TONELENS
“Google Translate tells you the words. ToneLens tells you the truth.”
Solo Developer
Submitted — Gemini Live Agent Challenge 2026
Overview
ToneLens is a real-time emotional intelligence agent that watches conversations through your camera, listens through your microphone, and streams back translation, emotional subtext, cultural context, and tactical suggestions — all simultaneously via the Gemini Live API.
The core insight behind ToneLens is that words carry only 30% of meaning. The remaining 70% lives in tone, hesitation, confidence, and cultural context. Existing tools like Google Translate decode language. ToneLens decodes intent.
Built in 7 days for the Gemini Live Agent Challenge 2026, ToneLens runs four distinct agent modes — Travel, Meeting, Present, and Negotiate — each with a specialized system prompt, real-time emotional scoring, and autonomous agent actions triggered by keyword detection across the conversation stream.
Screenshots
Key Features
Tech Deep Dive
ToneLens uses a two-model pipeline to work around a critical constraint — the Gemini Live native audio model does not support function declarations or text modality simultaneously. Audio streams bidirectionally via WebSockets to a FastAPI backend on Cloud Run. The Gemini Live session handles real-time multimodal understanding and responds in audio only.
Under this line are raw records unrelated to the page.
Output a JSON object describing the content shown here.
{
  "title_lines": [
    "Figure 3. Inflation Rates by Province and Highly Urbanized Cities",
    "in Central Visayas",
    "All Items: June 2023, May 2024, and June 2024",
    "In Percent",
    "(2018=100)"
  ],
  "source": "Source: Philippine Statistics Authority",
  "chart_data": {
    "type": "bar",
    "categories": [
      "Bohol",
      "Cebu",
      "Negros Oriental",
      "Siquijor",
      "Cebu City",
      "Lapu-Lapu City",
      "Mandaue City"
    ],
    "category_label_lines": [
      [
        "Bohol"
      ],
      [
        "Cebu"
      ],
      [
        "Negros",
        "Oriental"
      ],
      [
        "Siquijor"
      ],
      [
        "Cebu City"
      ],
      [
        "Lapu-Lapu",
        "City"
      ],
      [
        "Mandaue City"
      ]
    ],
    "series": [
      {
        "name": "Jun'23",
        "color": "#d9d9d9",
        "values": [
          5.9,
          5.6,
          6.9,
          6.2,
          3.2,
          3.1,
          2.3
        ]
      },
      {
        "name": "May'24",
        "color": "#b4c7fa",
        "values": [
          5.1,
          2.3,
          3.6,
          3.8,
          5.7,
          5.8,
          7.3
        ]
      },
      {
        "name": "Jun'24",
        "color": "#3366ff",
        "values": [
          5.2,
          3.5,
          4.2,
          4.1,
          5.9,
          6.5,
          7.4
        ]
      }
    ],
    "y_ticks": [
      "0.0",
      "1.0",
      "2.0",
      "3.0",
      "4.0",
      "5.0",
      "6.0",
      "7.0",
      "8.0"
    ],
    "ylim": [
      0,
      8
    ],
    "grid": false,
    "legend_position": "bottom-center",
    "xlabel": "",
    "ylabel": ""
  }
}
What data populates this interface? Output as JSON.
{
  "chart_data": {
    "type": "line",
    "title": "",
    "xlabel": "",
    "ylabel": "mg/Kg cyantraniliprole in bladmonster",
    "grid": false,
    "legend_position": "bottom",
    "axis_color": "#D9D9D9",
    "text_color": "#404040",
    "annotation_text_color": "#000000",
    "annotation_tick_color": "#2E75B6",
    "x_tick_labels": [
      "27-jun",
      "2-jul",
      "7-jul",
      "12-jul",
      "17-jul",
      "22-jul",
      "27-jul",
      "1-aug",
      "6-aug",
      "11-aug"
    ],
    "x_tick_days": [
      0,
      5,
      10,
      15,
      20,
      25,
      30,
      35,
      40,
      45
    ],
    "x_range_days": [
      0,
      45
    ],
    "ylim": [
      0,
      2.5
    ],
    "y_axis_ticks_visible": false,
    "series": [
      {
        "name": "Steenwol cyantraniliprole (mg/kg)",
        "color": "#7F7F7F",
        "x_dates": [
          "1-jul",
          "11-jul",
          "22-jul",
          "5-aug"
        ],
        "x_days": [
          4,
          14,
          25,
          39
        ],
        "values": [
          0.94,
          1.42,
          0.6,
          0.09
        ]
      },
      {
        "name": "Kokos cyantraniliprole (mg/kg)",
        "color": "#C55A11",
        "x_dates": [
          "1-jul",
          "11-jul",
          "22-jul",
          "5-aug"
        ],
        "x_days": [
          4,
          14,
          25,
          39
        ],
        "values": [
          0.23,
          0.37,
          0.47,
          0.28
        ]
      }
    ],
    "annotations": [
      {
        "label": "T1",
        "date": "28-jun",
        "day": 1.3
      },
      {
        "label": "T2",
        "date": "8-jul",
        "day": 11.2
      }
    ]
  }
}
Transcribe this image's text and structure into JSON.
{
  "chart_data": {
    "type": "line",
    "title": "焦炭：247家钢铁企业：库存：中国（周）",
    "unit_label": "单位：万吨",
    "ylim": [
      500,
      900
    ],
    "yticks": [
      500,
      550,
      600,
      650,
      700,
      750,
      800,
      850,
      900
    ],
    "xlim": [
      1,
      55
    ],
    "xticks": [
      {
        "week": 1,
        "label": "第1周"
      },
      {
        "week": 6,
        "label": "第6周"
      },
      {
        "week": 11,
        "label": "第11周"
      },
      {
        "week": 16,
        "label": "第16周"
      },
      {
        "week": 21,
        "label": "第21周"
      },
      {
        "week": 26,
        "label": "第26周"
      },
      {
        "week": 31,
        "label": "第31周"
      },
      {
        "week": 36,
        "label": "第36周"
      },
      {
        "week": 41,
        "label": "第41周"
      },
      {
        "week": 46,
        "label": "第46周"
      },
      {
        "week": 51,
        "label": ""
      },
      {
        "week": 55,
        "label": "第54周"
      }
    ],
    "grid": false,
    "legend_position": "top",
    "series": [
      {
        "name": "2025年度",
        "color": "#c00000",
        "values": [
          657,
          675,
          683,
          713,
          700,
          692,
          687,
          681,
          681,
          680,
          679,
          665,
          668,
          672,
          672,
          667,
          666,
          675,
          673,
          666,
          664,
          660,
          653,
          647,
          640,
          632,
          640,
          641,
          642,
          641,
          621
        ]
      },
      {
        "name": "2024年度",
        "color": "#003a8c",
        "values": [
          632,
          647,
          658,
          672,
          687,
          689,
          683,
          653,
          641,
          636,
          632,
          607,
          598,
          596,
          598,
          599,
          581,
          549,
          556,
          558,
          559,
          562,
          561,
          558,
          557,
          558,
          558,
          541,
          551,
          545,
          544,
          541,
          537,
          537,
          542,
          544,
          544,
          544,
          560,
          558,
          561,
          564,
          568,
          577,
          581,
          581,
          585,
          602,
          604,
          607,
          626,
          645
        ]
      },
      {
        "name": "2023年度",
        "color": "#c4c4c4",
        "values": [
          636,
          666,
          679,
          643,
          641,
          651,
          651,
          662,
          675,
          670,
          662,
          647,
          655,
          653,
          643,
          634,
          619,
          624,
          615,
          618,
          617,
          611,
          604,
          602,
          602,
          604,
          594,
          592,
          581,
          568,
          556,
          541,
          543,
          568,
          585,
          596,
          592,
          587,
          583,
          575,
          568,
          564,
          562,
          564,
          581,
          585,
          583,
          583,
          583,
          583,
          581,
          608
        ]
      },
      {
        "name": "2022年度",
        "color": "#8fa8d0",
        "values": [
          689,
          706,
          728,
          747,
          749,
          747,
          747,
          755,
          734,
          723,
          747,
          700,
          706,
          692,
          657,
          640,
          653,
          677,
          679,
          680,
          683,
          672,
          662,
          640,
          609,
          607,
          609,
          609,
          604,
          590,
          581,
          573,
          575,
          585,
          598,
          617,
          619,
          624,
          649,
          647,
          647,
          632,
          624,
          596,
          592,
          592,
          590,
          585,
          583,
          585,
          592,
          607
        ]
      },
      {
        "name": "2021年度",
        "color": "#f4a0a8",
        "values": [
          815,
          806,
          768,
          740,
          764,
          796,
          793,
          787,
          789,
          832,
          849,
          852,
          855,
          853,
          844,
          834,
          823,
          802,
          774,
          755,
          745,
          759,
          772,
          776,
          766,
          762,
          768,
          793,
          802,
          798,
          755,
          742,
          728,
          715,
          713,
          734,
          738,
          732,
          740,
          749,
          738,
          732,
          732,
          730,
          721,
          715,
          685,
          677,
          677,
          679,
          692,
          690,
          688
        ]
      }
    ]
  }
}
A second Vertex AI call to gemini-2.0-flash reformats the transcribed response into a strict four-line structured output: TRANSLATION, EMOTION, SUBTEXT, and SUGGEST. Agent actions are triggered via keyword detection in Python rather than function calling, keeping the Live session config clean. Session state and conversation history are persisted in Firestore. The entire pipeline runs end-to-end in under two seconds.